Viele neue Rekorde

250 Teilnehmer beim Zwölf-Stunden-Schwimmen

VON WAGENINGEN ins Mörfelder Schwimmbadbecken: Paul Quint aus der Partnerstadt schaffte 6000 Meter. (Foto: Friedrich)

Mörfelden-Walldorf. Zwölf Stunden schwimmen? Für die meisten, selbst sportlichen Menschen, ist allein der Gedanke eine Herausforderung. Dennoch begrüßte die Abteilung Wassersport der SKV Mörfelden gut 250 Schwimmer, die sich der Herausforderung stellten, möglichst viele Bahnen im Mörfelder Waldschwimmbad zu ziehen. Am Ende kamen insgesamt 859 700 Meter zusammen.

An der Meldestelle zum nunmehr sechsten Zwölf-Stunden-Schwimmen relativierten die Hauptorganisatoren Torsten Becker und Silke Brandenburg auch gleich: Nein, zwölf Stunden müsse niemand schwimmen, wenngleich die Möglichkeit bestehe.
Die Bahnen wurden gezählt und der hartnäckigste Schwimmer hatte zum Schluss ordentliche Strecken auf dem Konto: Benjamin Dotzauer schwamm mit 38 100 Metern einen neuen Rekord, was in etwa der Entfernung von Mörfelden bis Hanau entspricht.
Karin Hauser legte mit 23 Kilometern die längste Distanz bei den Frauen zurück.

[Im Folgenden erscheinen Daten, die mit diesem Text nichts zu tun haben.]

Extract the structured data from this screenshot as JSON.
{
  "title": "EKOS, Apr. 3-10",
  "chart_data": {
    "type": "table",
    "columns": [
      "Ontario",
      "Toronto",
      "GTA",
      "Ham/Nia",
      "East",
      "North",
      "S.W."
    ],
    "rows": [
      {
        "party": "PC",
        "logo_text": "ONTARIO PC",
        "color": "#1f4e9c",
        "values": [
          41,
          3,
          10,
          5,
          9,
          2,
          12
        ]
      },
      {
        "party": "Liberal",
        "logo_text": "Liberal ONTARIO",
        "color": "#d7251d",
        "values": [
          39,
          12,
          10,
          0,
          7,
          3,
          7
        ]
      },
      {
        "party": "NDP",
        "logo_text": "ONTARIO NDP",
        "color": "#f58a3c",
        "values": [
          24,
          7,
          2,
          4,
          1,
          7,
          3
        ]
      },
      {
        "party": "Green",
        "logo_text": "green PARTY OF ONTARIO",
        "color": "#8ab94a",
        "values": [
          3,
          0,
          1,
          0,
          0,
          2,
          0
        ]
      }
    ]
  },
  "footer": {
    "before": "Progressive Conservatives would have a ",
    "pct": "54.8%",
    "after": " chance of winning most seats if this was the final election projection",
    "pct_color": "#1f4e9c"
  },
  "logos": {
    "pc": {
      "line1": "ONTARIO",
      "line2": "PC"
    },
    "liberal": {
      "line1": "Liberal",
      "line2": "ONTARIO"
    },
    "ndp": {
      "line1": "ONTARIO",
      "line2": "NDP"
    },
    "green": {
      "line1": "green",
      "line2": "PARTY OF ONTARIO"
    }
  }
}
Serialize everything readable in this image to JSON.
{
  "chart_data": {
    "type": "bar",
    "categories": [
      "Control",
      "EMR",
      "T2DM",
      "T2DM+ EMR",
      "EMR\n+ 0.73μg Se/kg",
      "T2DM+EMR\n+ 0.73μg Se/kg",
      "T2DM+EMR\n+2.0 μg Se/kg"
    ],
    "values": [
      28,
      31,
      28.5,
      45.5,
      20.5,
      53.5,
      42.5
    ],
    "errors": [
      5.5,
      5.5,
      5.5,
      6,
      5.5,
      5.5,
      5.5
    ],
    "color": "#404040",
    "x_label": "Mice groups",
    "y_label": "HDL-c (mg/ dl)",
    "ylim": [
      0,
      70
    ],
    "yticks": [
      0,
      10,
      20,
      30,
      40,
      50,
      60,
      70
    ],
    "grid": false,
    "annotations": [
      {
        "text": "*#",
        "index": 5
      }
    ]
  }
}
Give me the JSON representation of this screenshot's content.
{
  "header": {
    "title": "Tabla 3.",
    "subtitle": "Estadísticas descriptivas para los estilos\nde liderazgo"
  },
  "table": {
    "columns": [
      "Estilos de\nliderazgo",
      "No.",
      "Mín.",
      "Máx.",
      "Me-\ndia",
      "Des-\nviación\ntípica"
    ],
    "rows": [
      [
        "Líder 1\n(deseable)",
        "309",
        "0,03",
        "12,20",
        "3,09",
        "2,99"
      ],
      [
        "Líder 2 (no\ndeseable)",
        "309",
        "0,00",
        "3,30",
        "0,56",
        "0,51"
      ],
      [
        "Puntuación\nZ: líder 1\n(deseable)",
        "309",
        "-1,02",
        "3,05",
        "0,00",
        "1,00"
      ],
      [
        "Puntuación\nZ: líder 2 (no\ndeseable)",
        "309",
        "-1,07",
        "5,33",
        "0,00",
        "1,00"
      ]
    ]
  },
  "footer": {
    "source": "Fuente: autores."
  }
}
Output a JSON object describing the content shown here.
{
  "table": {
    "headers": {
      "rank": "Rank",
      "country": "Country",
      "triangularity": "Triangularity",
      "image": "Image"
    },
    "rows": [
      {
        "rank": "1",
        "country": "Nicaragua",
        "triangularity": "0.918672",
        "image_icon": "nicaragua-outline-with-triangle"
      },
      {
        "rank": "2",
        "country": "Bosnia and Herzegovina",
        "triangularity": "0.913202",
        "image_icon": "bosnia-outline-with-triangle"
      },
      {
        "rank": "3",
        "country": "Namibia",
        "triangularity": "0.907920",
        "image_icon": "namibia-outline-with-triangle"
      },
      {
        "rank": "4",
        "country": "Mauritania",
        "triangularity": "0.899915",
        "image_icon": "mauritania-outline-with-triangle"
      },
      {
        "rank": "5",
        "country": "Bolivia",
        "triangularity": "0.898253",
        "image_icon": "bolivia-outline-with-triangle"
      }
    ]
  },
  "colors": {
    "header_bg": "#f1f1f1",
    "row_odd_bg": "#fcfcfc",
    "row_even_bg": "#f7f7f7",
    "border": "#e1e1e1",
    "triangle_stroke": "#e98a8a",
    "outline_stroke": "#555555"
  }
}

Bei den Jugendlichen schwammen Noah Walther mit 15 Kilometern und Sophia Werner mit 7600 Metern in ihren Altersklassen die meisten Meter. 
Auch die Sportfreunde aus Wageningen schlugen sich beachtlich. Mit 71 000 Metern stellten die Schwimmer aus der Partnerstadt einen neuen Rekord in der Gruppenwertung auf. Und weil schwimmen allein nicht reicht, legten zwei Sportler die Distanz von Wageningen nach Mörfelden (420 Kilometer) sogar auf dem Fahrrad zurück. 
„Wir haben drei Tage gebraucht“, erzählten Bas Quint und Jos Naber. Ein bisschen zwackten die Muskeln doch, aber beide nahmen noch am Schwimmen teil. Bas Quints Vater Paul sprang ebenfalls ins Becken. Der 60-Jährige legte 6000 Meter zurück. Insgesamt waren 22 Schwimmer des Wageninger Clubs dabei und würden im Gegenzug gerne den ein oder anderen der 110 Mitglieder starken SKV-Abteilung im niederländischen Bad begrüßen.
Auch für die Veranstalter war der Tag eine Ausdauerdisziplin. Mit 50 Helfern waren die SKV-Schwimmer am Start. Die Veranstaltung selbst habe einst ein Sportartikelhersteller eigentlich als bundesweites 24-Stunden-Event erfunden, „aber das ist im Waldschwimmbad schwierig, weil wir nachts die Bahnen nicht ausleuchten können“, erklärte Becker.
Perfekte Wettbedingungen mit rund 30 Grad unter stahlblauem Himmel würzten die Veranstaltung, deren Höhepunkt herbeigefiebert wurde: Die 100-mal-100-Meter Staffel. Während der Sieg an auswärtige Teams ging, lieferten sich SKV-Schwimmer und das Team MöWathlon der SKV ein spannendes Duell um Platz drei, den letztlich die Triathleten für sich entschieden. 
Weil Bewegung, zu Wasser wie zu Lande, gut tut, sponserten die Fördervereine der Wilhelm-Arnoul- sowie der Bertha-von Suttner-Schule ihren Teams die Teilnahme. Die 8b der Suttner-Schule vergoldete ihren Start: Die Schwimmer wurden Erste der Klassenwertung. Zweite wurde die 7b.
Trotz toller Leistungen „ist es eine Breitensportveranstaltung“, stellten die Veranstalter klar. Und um allen einen Anreiz zu bieten, gab es für Kinder ab 100 Metern zurückgelegter Distanz eine Urkunde (Erwachsene ab 500 Meter), ab 1000 Metern sogar eine Medaille. Für das Edelmetall mussten Erwachsene 2000 Meter schwimmen. (ula)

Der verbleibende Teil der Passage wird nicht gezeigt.